On a stage stands a boy in school uniform, his hands poised over an electronic keyboard, playing at nothing. He's in the background, you see, and any tinkling of the keys would interrupt the lead actors' conversation. His job is merely to make it look like there are other kids in this school and that they do other things. And so he stands marooned from the scene around him, a breathing prop hesitating to honky-tonk. I don't know the young man's name, but I would like to gratefully applaud his moment of restraint, however absurd.

Because nobody else in Roshan Abbas' Always Kabhi Kabhi is EVER quiet. Yes, I used caps. Just like the film does as it screams at the eardrums , with a moronic background score that never stops overselling the moment. One of the many clumsy product-placement stops in this film really ought have been for earplugs. So yeah, Casio boy, you did good.

Like Glee but without (the incredible Jane Lynch or) kids who can actually sing, the only thing authentically high-school about this film is how amateurishly it comes together. Potentially interesting ideas -- taking the narrative forward through status updates, for example, as a character goes from 'heading to a club' to posting party pics to saying 'hangovers are hell', in a matter of seconds -- appear but are instantly smothered  by the next scene.

In this particular case, while the girl in class nurses her hangover, the teacher leaves the classroom and students of Class XI, at the very least, start throwing chalk at one another. Several of them look uncomfortable doing so, tossing it casually and without motive, just because that's what school kids do, right?

Um, no. And therein lies the bigger
problem here, the inherent condescension towards the target audience. Teen films almost invariably  dial themselves down into bubblegummy pap, predictable and plastic. Maybe that's good business sense, since any teenager with half a brain never ever watches a teen flick, but this neglect towards intelligence is criminal. Plus, it programs pre-teens directly, grooming them into candyfloss. It's the Stepford genre, really.

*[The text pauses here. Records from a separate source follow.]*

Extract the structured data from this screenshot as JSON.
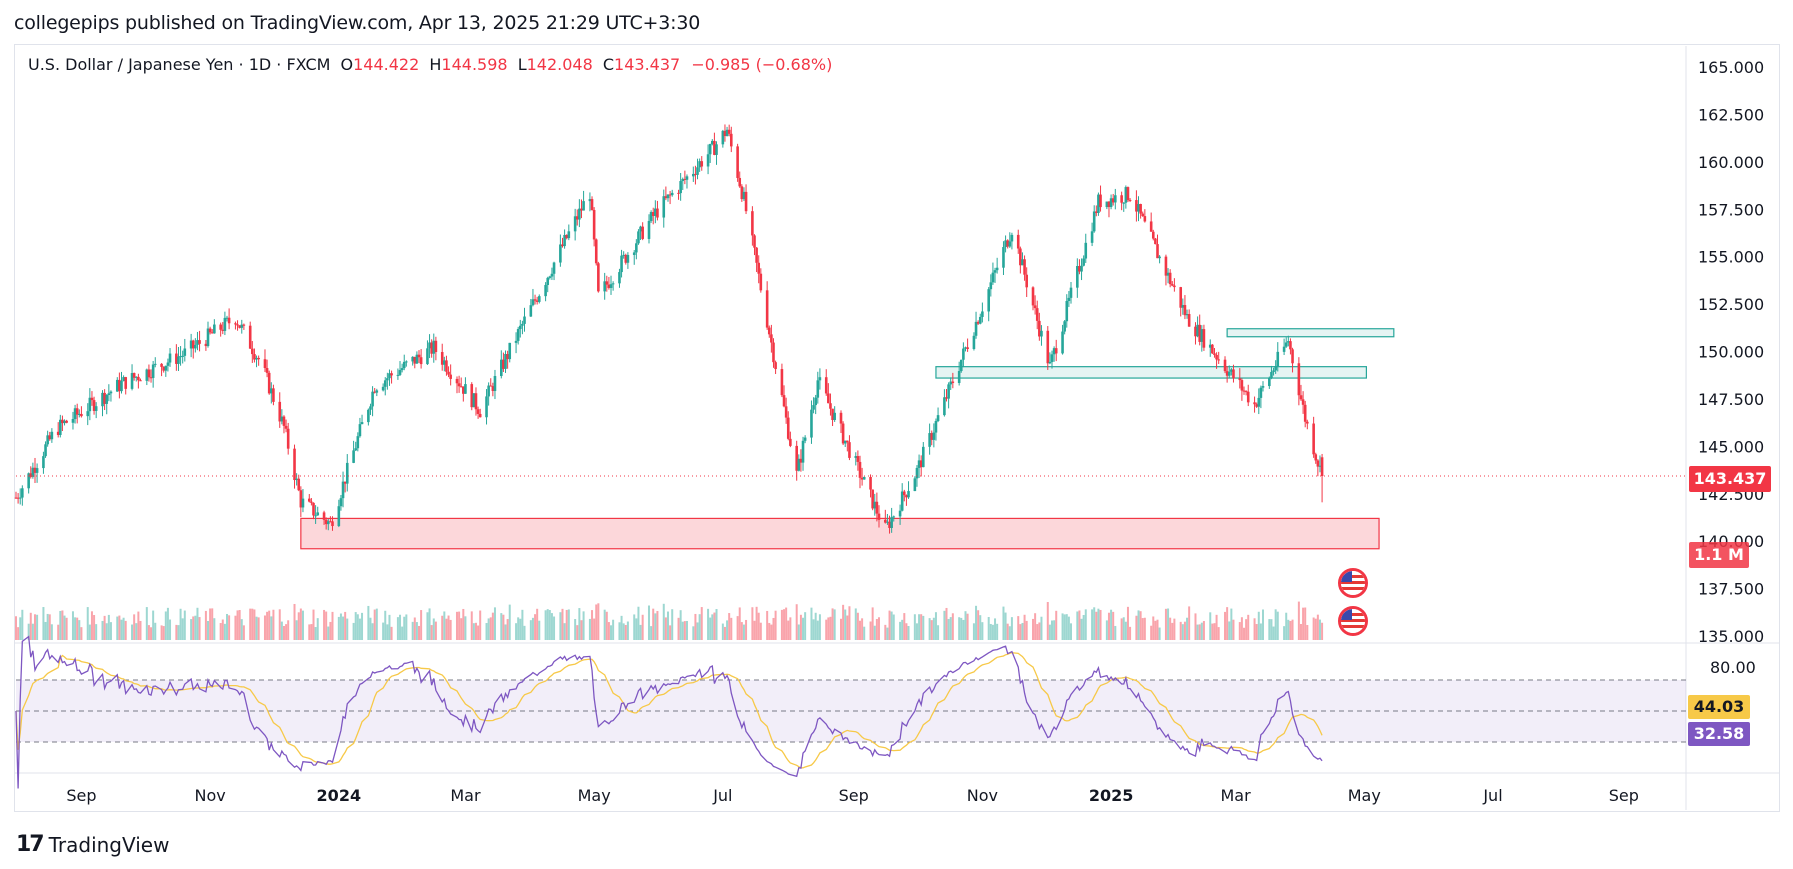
{
  "header": {
    "published": "collegepips published on TradingView.com, Apr 13, 2025 21:29 UTC+3:30"
  },
  "legend": {
    "symbol": "U.S. Dollar / Japanese Yen · 1D · FXCM",
    "o_label": "O",
    "o_value": "144.422",
    "h_label": "H",
    "h_value": "144.598",
    "l_label": "L",
    "l_value": "142.048",
    "c_label": "C",
    "c_value": "143.437",
    "change": "−0.985 (−0.68%)"
  },
  "badges": {
    "last_price": "143.437",
    "volume": "1.1 M",
    "rsi_ma": "44.03",
    "rsi": "32.58"
  },
  "footer": {
    "brand": "TradingView",
    "logo": "17"
  },
  "colors": {
    "up": "#26a69a",
    "down": "#f23645",
    "rsi_line": "#7e57c2",
    "rsi_ma": "#f7c948",
    "zone_red": "#f23645",
    "zone_teal": "#26a69a"
  },
  "chart_data": {
    "type": "candlestick",
    "title": "U.S. Dollar / Japanese Yen · 1D · FXCM",
    "y_ticks": [
      "165.000",
      "162.500",
      "160.000",
      "157.500",
      "155.000",
      "152.500",
      "150.000",
      "147.500",
      "145.000",
      "142.500",
      "140.000",
      "137.500",
      "135.000"
    ],
    "ylim": [
      135.0,
      165.0
    ],
    "x_ticks": [
      "Sep",
      "Nov",
      "2024",
      "Mar",
      "May",
      "Jul",
      "Sep",
      "Nov",
      "2025",
      "Mar",
      "May",
      "Jul",
      "Sep"
    ],
    "x_tick_bold": [
      false,
      false,
      true,
      false,
      false,
      false,
      false,
      false,
      true,
      false,
      false,
      false,
      false
    ],
    "price_path": [
      {
        "date": "2023-08-01",
        "close": 142.3
      },
      {
        "date": "2023-08-20",
        "close": 145.9
      },
      {
        "date": "2023-09-20",
        "close": 148.3
      },
      {
        "date": "2023-10-20",
        "close": 149.9
      },
      {
        "date": "2023-11-13",
        "close": 151.8
      },
      {
        "date": "2023-11-25",
        "close": 149.4
      },
      {
        "date": "2023-12-06",
        "close": 146.0
      },
      {
        "date": "2023-12-14",
        "close": 142.1
      },
      {
        "date": "2023-12-28",
        "close": 140.9
      },
      {
        "date": "2024-01-18",
        "close": 148.2
      },
      {
        "date": "2024-02-15",
        "close": 150.2
      },
      {
        "date": "2024-03-08",
        "close": 146.9
      },
      {
        "date": "2024-03-28",
        "close": 151.4
      },
      {
        "date": "2024-04-29",
        "close": 158.4
      },
      {
        "date": "2024-05-03",
        "close": 152.9
      },
      {
        "date": "2024-05-30",
        "close": 157.3
      },
      {
        "date": "2024-06-27",
        "close": 160.8
      },
      {
        "date": "2024-07-03",
        "close": 161.7
      },
      {
        "date": "2024-07-11",
        "close": 158.0
      },
      {
        "date": "2024-08-05",
        "close": 143.5
      },
      {
        "date": "2024-08-15",
        "close": 148.5
      },
      {
        "date": "2024-09-16",
        "close": 140.6
      },
      {
        "date": "2024-10-01",
        "close": 143.7
      },
      {
        "date": "2024-10-31",
        "close": 152.1
      },
      {
        "date": "2024-11-15",
        "close": 156.5
      },
      {
        "date": "2024-12-03",
        "close": 149.2
      },
      {
        "date": "2024-12-26",
        "close": 157.9
      },
      {
        "date": "2025-01-10",
        "close": 158.3
      },
      {
        "date": "2025-02-06",
        "close": 151.8
      },
      {
        "date": "2025-03-10",
        "close": 147.2
      },
      {
        "date": "2025-03-26",
        "close": 150.6
      },
      {
        "date": "2025-04-03",
        "close": 146.5
      },
      {
        "date": "2025-04-11",
        "close": 143.4
      }
    ],
    "zones": [
      {
        "kind": "support",
        "from": "2023-12-14",
        "to": "2025-05-08",
        "low": 139.6,
        "high": 141.2,
        "color": "red"
      },
      {
        "kind": "resistance",
        "from": "2024-10-10",
        "to": "2025-05-02",
        "low": 148.6,
        "high": 149.2,
        "color": "teal"
      },
      {
        "kind": "resistance",
        "from": "2025-02-25",
        "to": "2025-05-15",
        "low": 150.8,
        "high": 151.2,
        "color": "teal"
      }
    ],
    "last_close": 143.437,
    "rsi": {
      "levels": [
        70,
        50,
        30
      ],
      "label_top": "80.00",
      "last": 32.58,
      "ma_last": 44.03
    }
  }
}
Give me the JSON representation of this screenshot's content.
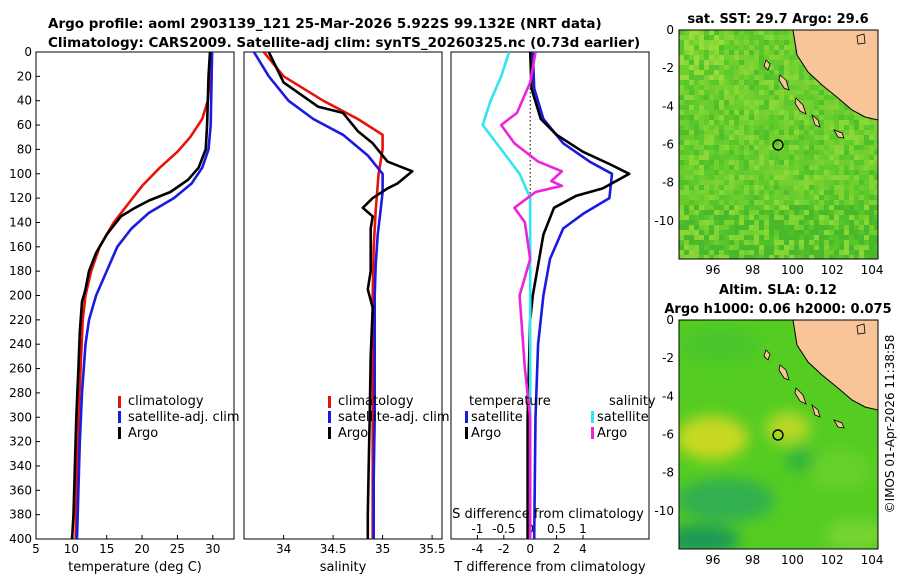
{
  "title_line1": "Argo profile: aoml 2903139_121 25-Mar-2026 5.922S 99.132E (NRT data)",
  "title_line2": "Climatology: CARS2009. Satellite-adj clim: synTS_20260325.nc (0.73d earlier)",
  "credit": "©IMOS 01-Apr-2026 11:38:58",
  "colors": {
    "climatology": "#e8120c",
    "satellite": "#1a1ae0",
    "argo": "#000000",
    "sat_salinity": "#33e6ee",
    "argo_salinity": "#ee22dd",
    "land": "#f7c597",
    "ocean": "#55cc33"
  },
  "chart_data": [
    {
      "type": "line",
      "id": "temperature",
      "xlabel": "temperature (deg C)",
      "ylabel": "",
      "xlim": [
        5,
        33
      ],
      "ylim": [
        400,
        0
      ],
      "xticks": [
        5,
        10,
        15,
        20,
        25,
        30
      ],
      "yticks": [
        0,
        20,
        40,
        60,
        80,
        100,
        120,
        140,
        160,
        180,
        200,
        220,
        240,
        260,
        280,
        300,
        320,
        340,
        360,
        380,
        400
      ],
      "legend": [
        "climatology",
        "satellite-adj. clim",
        "Argo"
      ],
      "legend_position": "lower-right",
      "series": [
        {
          "name": "climatology",
          "points": [
            [
              29.8,
              0
            ],
            [
              29.6,
              20
            ],
            [
              29.3,
              40
            ],
            [
              28.5,
              55
            ],
            [
              26.8,
              70
            ],
            [
              25,
              82
            ],
            [
              22.5,
              95
            ],
            [
              20,
              110
            ],
            [
              18,
              125
            ],
            [
              16,
              140
            ],
            [
              14,
              160
            ],
            [
              12.8,
              180
            ],
            [
              12,
              200
            ],
            [
              11.6,
              220
            ],
            [
              11.3,
              260
            ],
            [
              11,
              300
            ],
            [
              10.8,
              340
            ],
            [
              10.6,
              400
            ]
          ]
        },
        {
          "name": "satellite-adj. clim",
          "points": [
            [
              29.9,
              0
            ],
            [
              29.8,
              30
            ],
            [
              29.7,
              60
            ],
            [
              29.4,
              80
            ],
            [
              28.5,
              95
            ],
            [
              27,
              108
            ],
            [
              24.5,
              120
            ],
            [
              21,
              132
            ],
            [
              18.5,
              145
            ],
            [
              16.5,
              160
            ],
            [
              15,
              180
            ],
            [
              13.5,
              200
            ],
            [
              12.5,
              220
            ],
            [
              12,
              240
            ],
            [
              11.5,
              280
            ],
            [
              11.2,
              320
            ],
            [
              11,
              360
            ],
            [
              10.8,
              400
            ]
          ]
        },
        {
          "name": "Argo",
          "points": [
            [
              29.6,
              0
            ],
            [
              29.4,
              20
            ],
            [
              29.3,
              40
            ],
            [
              29.2,
              60
            ],
            [
              29,
              80
            ],
            [
              28,
              95
            ],
            [
              26.5,
              105
            ],
            [
              24,
              115
            ],
            [
              21,
              122
            ],
            [
              19,
              128
            ],
            [
              17,
              135
            ],
            [
              15,
              150
            ],
            [
              13.5,
              165
            ],
            [
              12.5,
              180
            ],
            [
              12,
              195
            ],
            [
              11.5,
              205
            ],
            [
              11.2,
              230
            ],
            [
              11,
              260
            ],
            [
              10.7,
              300
            ],
            [
              10.5,
              340
            ],
            [
              10.3,
              380
            ],
            [
              10.1,
              400
            ]
          ]
        }
      ]
    },
    {
      "type": "line",
      "id": "salinity",
      "xlabel": "salinity",
      "ylabel": "",
      "xlim": [
        33.6,
        35.6
      ],
      "ylim": [
        400,
        0
      ],
      "xticks": [
        34,
        34.5,
        35,
        35.5
      ],
      "legend": [
        "climatology",
        "satellite-adj. clim",
        "Argo"
      ],
      "legend_position": "lower-right",
      "series": [
        {
          "name": "climatology",
          "points": [
            [
              33.8,
              0
            ],
            [
              34.0,
              20
            ],
            [
              34.4,
              40
            ],
            [
              34.75,
              55
            ],
            [
              35.0,
              68
            ],
            [
              35.0,
              80
            ],
            [
              34.96,
              100
            ],
            [
              34.93,
              130
            ],
            [
              34.91,
              160
            ],
            [
              34.9,
              200
            ],
            [
              34.9,
              250
            ],
            [
              34.9,
              300
            ],
            [
              34.9,
              350
            ],
            [
              34.9,
              400
            ]
          ]
        },
        {
          "name": "satellite-adj. clim",
          "points": [
            [
              33.7,
              0
            ],
            [
              33.85,
              20
            ],
            [
              34.05,
              40
            ],
            [
              34.3,
              55
            ],
            [
              34.6,
              68
            ],
            [
              34.85,
              85
            ],
            [
              35.0,
              100
            ],
            [
              35.0,
              115
            ],
            [
              34.98,
              130
            ],
            [
              34.95,
              150
            ],
            [
              34.93,
              175
            ],
            [
              34.92,
              200
            ],
            [
              34.92,
              250
            ],
            [
              34.92,
              300
            ],
            [
              34.91,
              350
            ],
            [
              34.91,
              400
            ]
          ]
        },
        {
          "name": "Argo",
          "points": [
            [
              33.85,
              0
            ],
            [
              34.0,
              25
            ],
            [
              34.35,
              45
            ],
            [
              34.6,
              50
            ],
            [
              34.75,
              65
            ],
            [
              34.9,
              75
            ],
            [
              35.05,
              90
            ],
            [
              35.3,
              98
            ],
            [
              35.15,
              108
            ],
            [
              35.05,
              112
            ],
            [
              34.9,
              120
            ],
            [
              34.8,
              128
            ],
            [
              34.9,
              135
            ],
            [
              34.88,
              145
            ],
            [
              34.88,
              180
            ],
            [
              34.85,
              195
            ],
            [
              34.9,
              210
            ],
            [
              34.88,
              250
            ],
            [
              34.87,
              300
            ],
            [
              34.86,
              340
            ],
            [
              34.85,
              380
            ],
            [
              34.85,
              400
            ]
          ]
        }
      ]
    },
    {
      "type": "line",
      "id": "difference",
      "xlabel": "T difference from climatology",
      "xlabel_top": "S difference from climatology",
      "xlim": [
        -6,
        9
      ],
      "ylim": [
        400,
        0
      ],
      "xticks": [
        -4,
        -2,
        0,
        2,
        4
      ],
      "xticks_salinity": [
        "-1",
        "-0.5",
        "0",
        "0.5",
        "1"
      ],
      "xticks_salinity_values": [
        -1,
        -0.5,
        0,
        0.5,
        1
      ],
      "legend_headers": [
        "temperature",
        "salinity"
      ],
      "legend": [
        "satellite",
        "Argo",
        "satellite",
        "Argo"
      ],
      "legend_position": "lower-right",
      "series": [
        {
          "name": "T satellite",
          "points": [
            [
              0.2,
              0
            ],
            [
              0.3,
              30
            ],
            [
              1,
              55
            ],
            [
              2.5,
              75
            ],
            [
              4.5,
              90
            ],
            [
              6.2,
              100
            ],
            [
              6,
              120
            ],
            [
              4,
              133
            ],
            [
              2.5,
              145
            ],
            [
              1.5,
              170
            ],
            [
              1,
              200
            ],
            [
              0.6,
              240
            ],
            [
              0.4,
              300
            ],
            [
              0.3,
              400
            ]
          ]
        },
        {
          "name": "T Argo",
          "points": [
            [
              0,
              0
            ],
            [
              0.1,
              30
            ],
            [
              0.8,
              55
            ],
            [
              2,
              68
            ],
            [
              4,
              82
            ],
            [
              6,
              92
            ],
            [
              7.5,
              100
            ],
            [
              5.5,
              112
            ],
            [
              3.5,
              118
            ],
            [
              1.8,
              128
            ],
            [
              1,
              150
            ],
            [
              0.6,
              175
            ],
            [
              0.2,
              200
            ],
            [
              0,
              220
            ],
            [
              -0.1,
              260
            ],
            [
              -0.2,
              300
            ],
            [
              -0.2,
              350
            ],
            [
              -0.2,
              400
            ]
          ]
        },
        {
          "name": "S satellite",
          "points": [
            [
              -0.4,
              0
            ],
            [
              -0.55,
              20
            ],
            [
              -0.75,
              40
            ],
            [
              -0.9,
              60
            ],
            [
              -0.55,
              80
            ],
            [
              -0.2,
              100
            ],
            [
              0.0,
              120
            ],
            [
              0.0,
              160
            ],
            [
              0.0,
              200
            ],
            [
              0.0,
              300
            ],
            [
              0.0,
              400
            ]
          ]
        },
        {
          "name": "S Argo",
          "points": [
            [
              0.1,
              0
            ],
            [
              0.0,
              25
            ],
            [
              -0.25,
              50
            ],
            [
              -0.55,
              60
            ],
            [
              -0.3,
              75
            ],
            [
              0.15,
              90
            ],
            [
              0.6,
              98
            ],
            [
              0.4,
              106
            ],
            [
              0.6,
              110
            ],
            [
              0.1,
              115
            ],
            [
              -0.3,
              128
            ],
            [
              -0.1,
              140
            ],
            [
              0.0,
              170
            ],
            [
              -0.2,
              200
            ],
            [
              -0.1,
              260
            ],
            [
              0.0,
              300
            ],
            [
              0.0,
              400
            ]
          ]
        }
      ]
    },
    {
      "type": "heatmap",
      "id": "sst_map",
      "title": "sat. SST: 29.7 Argo: 29.6",
      "xlim": [
        94.3,
        104.3
      ],
      "ylim": [
        -12,
        0
      ],
      "xticks": [
        96,
        98,
        100,
        102,
        104
      ],
      "yticks": [
        0,
        -2,
        -4,
        -6,
        -8,
        -10
      ],
      "marker": {
        "lon": 99.132,
        "lat": -5.922
      }
    },
    {
      "type": "heatmap",
      "id": "sla_map",
      "title_line1": "Altim. SLA: 0.12",
      "title_line2": "Argo h1000: 0.06 h2000: 0.075",
      "xlim": [
        94.3,
        104.3
      ],
      "ylim": [
        -12,
        0
      ],
      "xticks": [
        96,
        98,
        100,
        102,
        104
      ],
      "yticks": [
        0,
        -2,
        -4,
        -6,
        -8,
        -10
      ],
      "marker": {
        "lon": 99.132,
        "lat": -5.922
      }
    }
  ]
}
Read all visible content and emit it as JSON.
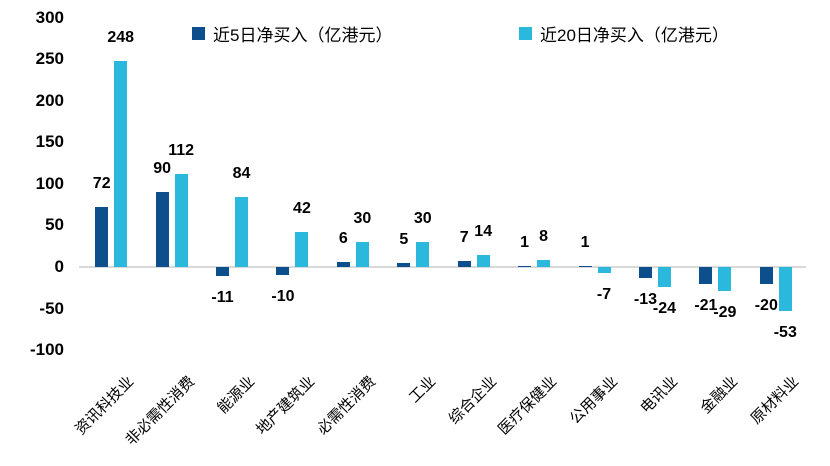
{
  "chart_data": {
    "type": "bar",
    "title": "",
    "xlabel": "",
    "ylabel": "",
    "categories": [
      "资讯科技业",
      "非必需性消费",
      "能源业",
      "地产建筑业",
      "必需性消费",
      "工业",
      "综合企业",
      "医疗保健业",
      "公用事业",
      "电讯业",
      "金融业",
      "原材料业"
    ],
    "series": [
      {
        "name": "近5日净买入（亿港元）",
        "color": "#0d4f8c",
        "values": [
          72,
          90,
          -11,
          -10,
          6,
          5,
          7,
          1,
          1,
          -13,
          -21,
          -20
        ]
      },
      {
        "name": "近20日净买入（亿港元）",
        "color": "#2bb8dd",
        "values": [
          248,
          112,
          84,
          42,
          30,
          30,
          14,
          8,
          -7,
          -24,
          -29,
          -53
        ]
      }
    ],
    "ylim": [
      -100,
      300
    ],
    "yticks": [
      300,
      250,
      200,
      150,
      100,
      50,
      0,
      -50,
      -100
    ],
    "grid": false,
    "legend_position": "top",
    "axis_line_color": "#d9d9d9",
    "text_color": "#000000"
  }
}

The story? A boy who presumably wants to be Vivek Oberoi when he grows up, is smitten by the pretty new girl. Meanwhile his geeky best friend constantly swaps barbs with the resident firebrand. Oh, and everyone's parents are kinda evil. (The kids seem pretty villainous to me too, though, pointing and giggling when one of their classmates fails to get into MIT.)

Nobody's worth talking about except Zoa Mirani, playing the feisty one with significant charm. There's confidence and presence here, and this girl -- who nabs the only genuinely good shot in this film, a quick and wonderful visual flourish involving lipstick and suicide -- is the only positive takeaway.

The first half is dull as can be, merely loud, and while the emotionally-laden second half begins to mildly resemble something sweet, it explodes into a flashy climax that ruins everything.

And then the producer's husband comes and ruins it all over again.

Right after the climax we see the promotional music video for the film, a DJ'd up version of the song we JUST saw a minute ago (whoa), a 'you grownups don't understand us kids' song mouthed by a megastar in his 40s. Double whoa. And that isn't even the worst part. In this video, as kids wriggle around a weird jail kinda setup, a gigantic metal crate is lowered from the ceiling, ushered in by fireworks and dazzling lights. Inside is Shah Rukh Khan, the only surprise being the man footing the bill for the movie suddenly showing off his starriness, on a stage he's bought himself. Awk-warrrd. And say it with me, WHOA.